Image: Tom Hilton / Flickr

LGBT-only accommodation blocks at uni

For first year undergraduates, who identify as somewhere on the LGBT+ spectrum, the University of Birmingham has provided the option of “LGBT+ only” accommodation. Many more universities across the UK are now campaigning for the same, including York and Central Lancashire.

These appeals come just before The National Union of Students’ LGBT+ Campaign releases their findings from surveys conducted in the US, where this type of accommodation is already commonplace in universities.

The basic idea behind the campaign is clear and something I can sympathise with to some degree. When you choose your halls for first year, you immediately enter yourself into something of a ‘flatmate lottery’ and for some students, the end result is amazing.

The basic idea behind the campaign is clear and something I can sympathise with to some degree

But for others, it can make their first year at university a living hell. Unfortunately, members of the LGBT+ community are some of the most likely people to be discriminated against by bigoted, close-minded people who really ought to have no place at university.

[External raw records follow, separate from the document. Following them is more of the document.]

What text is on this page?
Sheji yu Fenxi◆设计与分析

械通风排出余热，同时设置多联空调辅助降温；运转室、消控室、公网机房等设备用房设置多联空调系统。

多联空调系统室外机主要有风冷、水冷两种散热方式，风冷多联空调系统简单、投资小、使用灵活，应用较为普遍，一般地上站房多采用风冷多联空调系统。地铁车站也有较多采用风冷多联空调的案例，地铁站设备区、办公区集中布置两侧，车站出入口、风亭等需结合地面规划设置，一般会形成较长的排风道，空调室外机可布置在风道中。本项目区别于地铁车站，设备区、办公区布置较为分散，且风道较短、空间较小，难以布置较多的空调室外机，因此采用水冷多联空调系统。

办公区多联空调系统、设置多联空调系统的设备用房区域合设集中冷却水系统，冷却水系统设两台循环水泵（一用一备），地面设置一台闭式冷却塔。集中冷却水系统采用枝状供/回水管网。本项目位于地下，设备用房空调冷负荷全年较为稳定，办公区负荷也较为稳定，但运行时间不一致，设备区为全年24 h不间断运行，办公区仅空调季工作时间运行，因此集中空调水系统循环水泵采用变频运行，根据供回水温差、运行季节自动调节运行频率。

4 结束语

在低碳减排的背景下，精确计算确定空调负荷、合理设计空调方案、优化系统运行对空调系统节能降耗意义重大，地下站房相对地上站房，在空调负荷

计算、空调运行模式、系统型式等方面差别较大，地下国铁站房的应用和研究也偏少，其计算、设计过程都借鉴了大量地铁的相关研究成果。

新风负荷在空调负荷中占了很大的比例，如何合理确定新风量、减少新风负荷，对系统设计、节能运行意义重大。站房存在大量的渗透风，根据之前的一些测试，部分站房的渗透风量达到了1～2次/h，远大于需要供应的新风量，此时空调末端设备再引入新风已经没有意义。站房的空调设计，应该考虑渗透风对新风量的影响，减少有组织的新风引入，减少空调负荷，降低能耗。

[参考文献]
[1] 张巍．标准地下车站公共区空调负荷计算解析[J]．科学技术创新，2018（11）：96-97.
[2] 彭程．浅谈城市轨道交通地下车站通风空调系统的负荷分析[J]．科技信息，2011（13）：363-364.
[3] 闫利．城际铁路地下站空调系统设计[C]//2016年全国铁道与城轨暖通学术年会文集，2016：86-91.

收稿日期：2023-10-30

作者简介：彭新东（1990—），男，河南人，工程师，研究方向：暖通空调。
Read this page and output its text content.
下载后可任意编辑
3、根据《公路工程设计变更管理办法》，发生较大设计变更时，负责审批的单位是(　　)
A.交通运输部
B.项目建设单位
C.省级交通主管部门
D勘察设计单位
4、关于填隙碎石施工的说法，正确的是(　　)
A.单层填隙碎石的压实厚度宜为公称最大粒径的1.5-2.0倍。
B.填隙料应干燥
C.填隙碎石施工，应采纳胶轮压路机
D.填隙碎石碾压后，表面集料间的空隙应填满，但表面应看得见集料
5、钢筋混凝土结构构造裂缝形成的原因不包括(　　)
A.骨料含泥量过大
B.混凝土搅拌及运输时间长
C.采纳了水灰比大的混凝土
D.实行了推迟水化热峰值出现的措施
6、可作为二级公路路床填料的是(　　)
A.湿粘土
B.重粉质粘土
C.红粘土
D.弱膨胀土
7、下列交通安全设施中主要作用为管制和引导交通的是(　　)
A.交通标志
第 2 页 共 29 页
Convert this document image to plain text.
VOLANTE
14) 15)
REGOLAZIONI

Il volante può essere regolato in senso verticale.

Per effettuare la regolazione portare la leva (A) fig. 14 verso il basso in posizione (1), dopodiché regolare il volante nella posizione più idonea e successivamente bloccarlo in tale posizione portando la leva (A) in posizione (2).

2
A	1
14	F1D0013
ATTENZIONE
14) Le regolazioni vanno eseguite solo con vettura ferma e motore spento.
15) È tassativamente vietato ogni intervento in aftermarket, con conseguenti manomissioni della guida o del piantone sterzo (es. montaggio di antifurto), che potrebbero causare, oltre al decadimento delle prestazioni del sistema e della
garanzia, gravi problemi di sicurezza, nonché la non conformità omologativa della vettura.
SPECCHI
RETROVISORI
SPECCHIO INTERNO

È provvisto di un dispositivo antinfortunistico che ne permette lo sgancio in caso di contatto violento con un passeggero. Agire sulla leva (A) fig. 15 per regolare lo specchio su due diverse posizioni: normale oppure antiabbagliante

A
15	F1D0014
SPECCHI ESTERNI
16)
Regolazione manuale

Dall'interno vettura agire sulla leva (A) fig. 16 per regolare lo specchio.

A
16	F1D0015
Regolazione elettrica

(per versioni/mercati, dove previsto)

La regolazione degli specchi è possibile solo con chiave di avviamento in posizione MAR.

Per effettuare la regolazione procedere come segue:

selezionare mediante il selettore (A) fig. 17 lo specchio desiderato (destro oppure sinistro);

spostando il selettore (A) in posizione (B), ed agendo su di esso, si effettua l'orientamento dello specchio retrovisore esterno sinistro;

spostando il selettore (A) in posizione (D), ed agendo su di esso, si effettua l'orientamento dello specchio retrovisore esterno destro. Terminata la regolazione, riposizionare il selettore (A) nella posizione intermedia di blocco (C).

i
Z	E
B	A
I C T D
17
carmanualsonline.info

However, it seems like the answer of “LGBT+ only” accommodation is a thoughtless one. To encourage students to place themselves with other students, who are exclusively LGBT+ is to ask them to segregate themselves; blaming the student for being bullied, rather than the bully.

Members of the LGBT+ community are some of the more likely people to be discriminated against by bigoted, close-minded people

Of course, it is their own personal choice to be put in this accommodation, presumably having to self-identify somewhere along the way. Yet if someone had suggested to me when I applied for my accommodation that I only live with other people on the LGBT+ spectrum, I would have been offended and distinctly horrified. Was I some sort of danger to the average self-proclaimed heterosexual 18 year old?

We are constantly asking for the same treatment as non-LGBT+ identifying students, and it might be naïve of me to think this, but I truly believe that we are making progress. Same-sex marriage was legalised in the UK in 2014 and America legalised it last year. Pressure is being put on countries like Australia to do the same. So I can’t help but think of this as a step backwards.

It might be naïve of me to think this, but I truly believe that we are making progress

I have friends who openly admit that they had never met an open and ‘out’ LGBT+ person before they came to Warwick. This seems pertinent to add, since by majority, the first people you meet at university, are your flatmates. So perhaps the self-proclaimed heterosexual friends I’ve made here would never have met any open LGBT+ in their first couple of weeks at least, if this accommodation became the norm.  

I fear that LBGT+ students would become pressured into choosing this accommodation, believing that if they didn’t, they would definitely face bullying and discrimination because of their sexual and/or gender identity.

My identifying heterosexual friends would never have met any open LGBT+ in their first couple of weeks

This could then extend into their whole university life, where students become afraid that they can only truly be themselves around other LGBT+ identifying students. A thought pattern which erases years in progress, as the presence of LGBT+ students would be exclusively limited to within the community at the university.

University as a concept is supposed to be a place of exploration and self-expression, learning about who you are and about the world at large. Students cannot be expected to do this if they are only ever confined to living and interacting with people, who are by and large, the same as them.

University as a concept is supposed to be a place of exploration and self-expression

What about the people who come to university, unsure of their sexuality? Would they then have to choose then and there how they define? And if this becomes the norm, what then? Every group of people who has ever been discriminated against, whether by ethnicity, religion or race is supposed to have their own segregated halls? I am almost laughing at the absurdity of the idea.

If this is implemented, as some universities feel it should be, it could lead to further victimisation of LGBT+ youth. People feed off stereotypes by nature and if they are never shown the reality, their ideas can never be truly challenged.

Comments (1)

  • The whole concept of LGBT-only accommodation is frankly ridiculous. What is even more ridiculous is just how poorly written this article is. Somehow the writer manages to twist the prospect of LGBT-only accommodation around to attack hypothetical ‘bullies’, suggesting that other non-LGBT students would be at fault if these provisions were brought in. If the NUS pushed for it, if the SU campaigned for it and/or if the university put these measures in place then that would be the responsibility of those respective parties. Don’t try and suggest that LGBT students would be forced into such accommodation blocks by non-LGBT students because it simply would not be the case.